- Battle of Kirkuk (2014): Part of the Northern Iraq offensive (June 2014) during the War in Iraq (2013–2017)
| Date | 17 July–26 November 2014 (4 months, 1 week and 2 days) |
| Location | Kirkuk, Kirkuk Governorate, Iraq |
| Result | Kurdish victory; ISIL offensive is repelled multiple times; ISIL temporarily captures at least 4 villages; |

Belligerents
- Kurdistan Region Kurdistan Workers' Party CJTF–OIR (air support): Islamic State of Iraq and the Levant

Commanders and leaders
- Masoud Barzani (President of Iraqi Kurdistan) Shirko Rauf (Brigadier General) Sherko Fatih Shwani (Major General): Abu Bakr al-Baghdadi (Self-declared "Caliph" of ISIL)

Units involved
- Peshmerga; People's Defence Forces; Counter-Terrorism Group; Federal Police; Local gunmen;: Military of the Islamic State

Casualties and losses
- Many killed and injured: Hundreds killed and injured

= Battle of Kirkuk (2014) =

Battle between Iraqi Kurdish forces and ISIL in Iraq

In the Battle of Kirkuk (2014) the Islamic State of Iraq and the Levant (ISIL) launched a series offensives against Peshmerga forces in Kirkuk city and its surrounding areas, which lasted from July 2014 to November 2014.

== Background ==

In May 2013, Peshmerga fighters took up positions on the outskirts of Kirkuk after Iraqi security forces (ISF) were redeployed elsewhere to deal with Sunni militants.

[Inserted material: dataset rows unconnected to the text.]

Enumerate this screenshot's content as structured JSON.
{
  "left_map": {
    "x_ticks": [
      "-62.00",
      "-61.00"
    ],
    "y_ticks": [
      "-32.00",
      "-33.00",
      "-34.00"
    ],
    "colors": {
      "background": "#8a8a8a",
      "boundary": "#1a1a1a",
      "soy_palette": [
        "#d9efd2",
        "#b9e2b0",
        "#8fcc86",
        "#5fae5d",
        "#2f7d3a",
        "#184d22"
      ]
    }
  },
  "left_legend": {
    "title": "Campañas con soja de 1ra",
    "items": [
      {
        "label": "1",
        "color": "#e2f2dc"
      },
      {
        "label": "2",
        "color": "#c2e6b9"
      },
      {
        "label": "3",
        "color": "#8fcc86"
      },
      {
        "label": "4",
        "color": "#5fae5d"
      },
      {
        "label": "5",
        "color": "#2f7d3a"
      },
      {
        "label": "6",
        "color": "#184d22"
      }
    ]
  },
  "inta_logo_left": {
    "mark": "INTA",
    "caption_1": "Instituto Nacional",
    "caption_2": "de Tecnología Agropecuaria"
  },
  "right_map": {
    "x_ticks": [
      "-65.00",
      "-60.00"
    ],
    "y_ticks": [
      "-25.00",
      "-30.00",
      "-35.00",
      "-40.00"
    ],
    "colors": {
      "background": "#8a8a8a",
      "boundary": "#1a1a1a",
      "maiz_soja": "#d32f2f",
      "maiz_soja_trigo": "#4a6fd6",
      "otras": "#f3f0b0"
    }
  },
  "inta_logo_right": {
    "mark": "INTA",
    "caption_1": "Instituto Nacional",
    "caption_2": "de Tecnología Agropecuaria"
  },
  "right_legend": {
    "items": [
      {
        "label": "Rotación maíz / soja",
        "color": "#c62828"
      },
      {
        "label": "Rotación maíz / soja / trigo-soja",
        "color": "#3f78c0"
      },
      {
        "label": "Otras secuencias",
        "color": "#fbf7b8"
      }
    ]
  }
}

On 10 June 2014, ISIL and JRTN forces captured the second biggest city in Iraq, Mosul, after a 6-day battle in the city.

==The battle==
On 17 June 2014, ISIL forces started an offensive with intent to capture Kirkuk. Soon after, the group attacked the village of Bashir 15 km south of Kirkuk city, where they clashed with local gunmen and police forces, assisted by the Peshmerga. After an hour of fighting the militants captured the village, leaving a senior Kurdish police brigadier wounded and six of his bodyguards killed. After taking control of the village ISIL massacred 52 Shi’a Turkmens.

With Bashir captured, ISIL moved forward and temporarily captured two sub-districts of the Kirkuk city: one in the west of it (Multaqa sub-district) and one in the south (Taza sub-district). Later that day, Peshmerga forces, with support of U.S.-led Coalition airstrikes, recaptured both sub-districts.

On 18 June, ISIL launched another offensive toward Kirkuk, this time targeting the northern part of the city and attempting to seize its oil fields. However, Peshmerga forces successfully repelled the attack and defended the city.

At the end of July, the Badr Organization recruited Shi’a Turkmen locals to recapture the village of Bashir in an attempted counter-offensive, which ultimately failed.

In December, ISIS claimed responsibility for a suicide car bomb attack on Kirkuk that killed at least 17 people and injured more than 20. The attack, according to ISIS, was meant to send a message to the Kurdish people and Peshmerga fighters.

== Aftermath ==
On the nights of 29 January and 30 January, ISIL attacked Kirkuk once again, leading to a new battle.